■国やNEXCOは次にどう動くのか
東京外環道の大深度地下トンネル工事は、2020年10月、調布市東つつじが丘2丁目のトンネル直上部で地上が陥没する事故が発生し、その後の調査で他にも地中に空洞があることが判明。原因はシールドトンネル掘削による「土砂の取り込みすぎ」であるとの結論が出された。
住民らによる工事差し止めの仮処分申し立てに対して、2022年2月、東京地裁は、2本のシールドマシンで掘進中だった南側9kmの区間について、「家屋の倒壊や生命・身体への具体的な危険が生じる恐れがある」として工事中止を命令。

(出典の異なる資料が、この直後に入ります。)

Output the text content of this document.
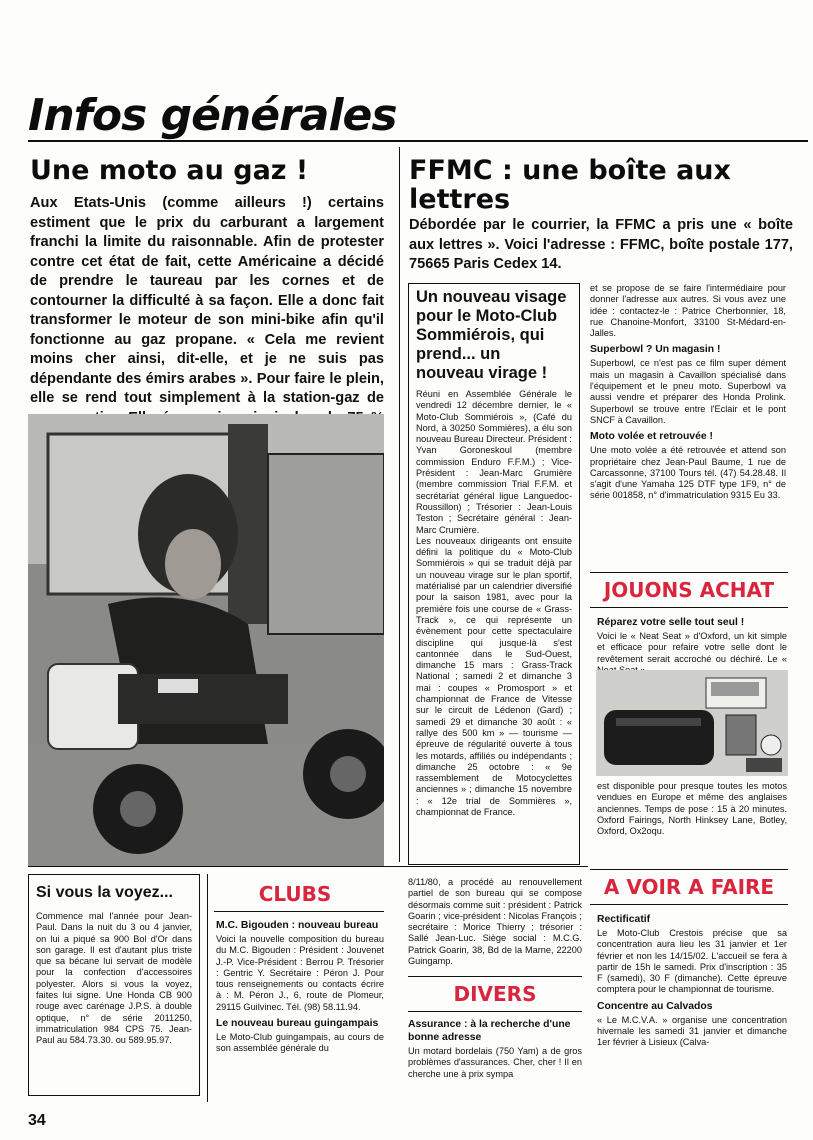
Infos générales
Une moto au gaz !

Aux Etats-Unis (comme ailleurs !) certains estiment que le prix du carburant a largement franchi la limite du raisonnable. Afin de protester contre cet état de fait, cette Américaine a décidé de prendre le taureau par les cornes et de contourner la difficulté à sa façon. Elle a donc fait transformer le moteur de son mini-bike afin qu'il fonctionne au gaz propane. « Cela me revient moins cher ainsi, dit-elle, et je ne suis pas dépendante des émirs arabes ». Pour faire le plein, elle se rend tout simplement à la station-gaz de

FFMC : une boîte aux lettres

Débordée par le courrier, la FFMC a pris une « boîte aux lettres ». Voici l'adresse : FFMC, boîte postale 177, 75665 Paris Cedex 14.

Un nouveau visage pour le Moto-Club Sommiérois, qui prend... un nouveau virage !

Réuni en Assemblée Générale le vendredi 12 décembre dernier, le « Moto-Club Sommiérois », (Café du Nord, à 30250 Sommières), a élu son nouveau Bureau Directeur. Président : Yvan Goroneskoul (membre commission Enduro F.F.M.) ; Vice-Président : Jean-Marc Grumière (membre commission Trial F.F.M. et secrétariat général ligue Languedoc-Roussillon) ; Trésorier : Jean-Louis Teston ; Secrétaire général : Jean-Marc Crumière.

Les nouveaux dirigeants ont ensuite défini la politique du « Moto-Club Sommiérois » qui se traduit déjà par un nouveau virage sur le plan sportif, matérialisé par un calendrier diversifié pour la saison 1981, avec pour la première fois une course de « Grass-Track », ce qui représente un évènement pour cette spectaculaire discipline qui jusque-là s'est cantonnée dans le Sud-Ouest, dimanche 15 mars : Grass-Track National ; samedi 2 et dimanche 3 mai : coupes « Promosport » et championnat de France de Vitesse sur le circuit de Lédenon (Gard) ; samedi 29 et dimanche 30 août : « rallye des 500 km » — tourisme — épreuve de régularité ouverte à tous les motards, affiliés ou indépendants ; dimanche 25 octobre : « 9e rassemblement de Motocyclettes anciennes » ; dimanche 15 novembre : « 12e trial de Sommières », championnat de France.

et se propose de se faire l'intermédiaire pour donner l'adresse aux autres. Si vous avez une idée : contactez-le : Patrice Cherbonnier, 18, rue Chanoine-Monfort, 33100 St-Médard-en-Jalles.

Superbowl ? Un magasin !

Superbowl, ce n'est pas ce film super dément mais un magasin à Cavaillon spécialisé dans l'équipement et le pneu moto. Superbowl va aussi vendre et préparer des Honda Prolink. Superbowl se trouve entre l'Eclair et le pont SNCF à Cavaillon.

Moto volée et retrouvée !

Une moto volée a été retrouvée et attend son propriétaire chez Jean-Paul Baume, 1 rue de Carcassonne, 37100 Tours tél. (47) 54.28.48. Il s'agit d'une Yamaha 125 DTF type 1F9, n° de série 001858, n° d'immatriculation 9315 Eu 33.

JOUONS ACHAT
Réparez votre selle tout seul !

Voici le « Neat Seat » d'Oxford, un kit simple et efficace pour refaire votre selle dont le revêtement serait accroché ou déchiré. Le «

est disponible pour presque toutes les motos vendues en Europe et même des anglaises anciennes. Temps de pose : 15 à 20 minutes. Oxford Fairings, North Hinksey Lane, Botley, Oxford, Ox2oqu.

A VOIR A FAIRE
Rectificatif

Le Moto-Club Crestois précise que sa concentration aura lieu les 31 janvier et 1er février et non les 14/15/02. L'accueil se fera à partir de 15h le samedi. Prix d'inscription : 35 F (samedi), 30 F (dimanche). Cette épreuve comptera pour le championnat de tourisme.

Concentre au Calvados

« Le M.C.V.A. » organise une concentration hivernale les samedi 31 janvier et dimanche 1er février à Lisieux (Calva-

Si vous la voyez...

Commence mal l'année pour Jean-Paul. Dans la nuit du 3 ou 4 janvier, on lui a piqué sa 900 Bol d'Or dans son garage. Il est d'autant plus triste que sa bécane lui servait de modèle pour la confection d'accessoires polyester. Alors si vous la voyez, faites lui signe. Une Honda CB 900 rouge avec carénage J.P.S. à double optique, n° de série 2011250, immatriculation 984 CPS 75. Jean-Paul au 584.73.30. ou 589.95.97.

CLUBS
M.C. Bigouden : nouveau bureau

Voici la nouvelle composition du bureau du M.C. Bigouden : Président : Jouvenet J.-P. Vice-Président : Berrou P. Trésorier : Gentric Y. Secrétaire : Péron J. Pour tous renseignements ou contacts écrire à : M. Péron J., 6, route de Plomeur, 29115 Guilvinec. Tél. (98) 58.11.94.

Le nouveau bureau guingampais

Le Moto-Club guingampais, au cours de son assemblée générale du

8/11/80, a procédé au renouvellement partiel de son bureau qui se compose désormais comme suit : président : Patrick Goarin ; vice-président : Nicolas François ; secrétaire : Morice Thierry ; trésorier : Sallé Jean-Luc. Siège social : M.C.G. Patrick Goarin, 38, Bd de la Marne, 22200 Guingamp.

DIVERS
Assurance : à la recherche d'une bonne adresse

Un motard bordelais (750 Yam) a de gros problèmes d'assurances. Cher, cher ! Il en cherche une à prix sympa

34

以来、南側区間の本線トンネル工事は止まったままだが、2023年3月、東京高裁も地裁の決定を認め、そして今回、最高裁もそれを支持したという流れである。
しかもこの決定に対して、国やNEXCO東日本は、異議の申し立てを行っていない。つまりいまのところ、決定が覆る可能性はゼロなのだ。
国やNEXCOは、いったいどうするつもりなのかというと、「事業者は、引き続き、住民の方々のご意見を個別にお伺いしながら、家屋損傷をはじめとする実際に発生した損害に対する補修・補償、陥没・空洞箇所等の地盤補修範囲における補償等について、誠意をもって対応し、住民の方々の不安の払拭に努めていく」、「まずは陥没・空洞箇所周辺での地盤補修、補償等の対応に優先的に取り組む」とのこと。
本線トンネル工事の再開は、それが実現してからという姿勢だ。
大深度地下法で認められた権利とはいえ、他人の土地の地下にトンネルを掘っていて、それで地上付近に穴が開いてしまったのだから、「もうこんな事故は決して起こしませんから、そろそろ工事を再開します」というわけにはいかない。まずは地盤を元通りにすることに全力を注ぐ方針なのである。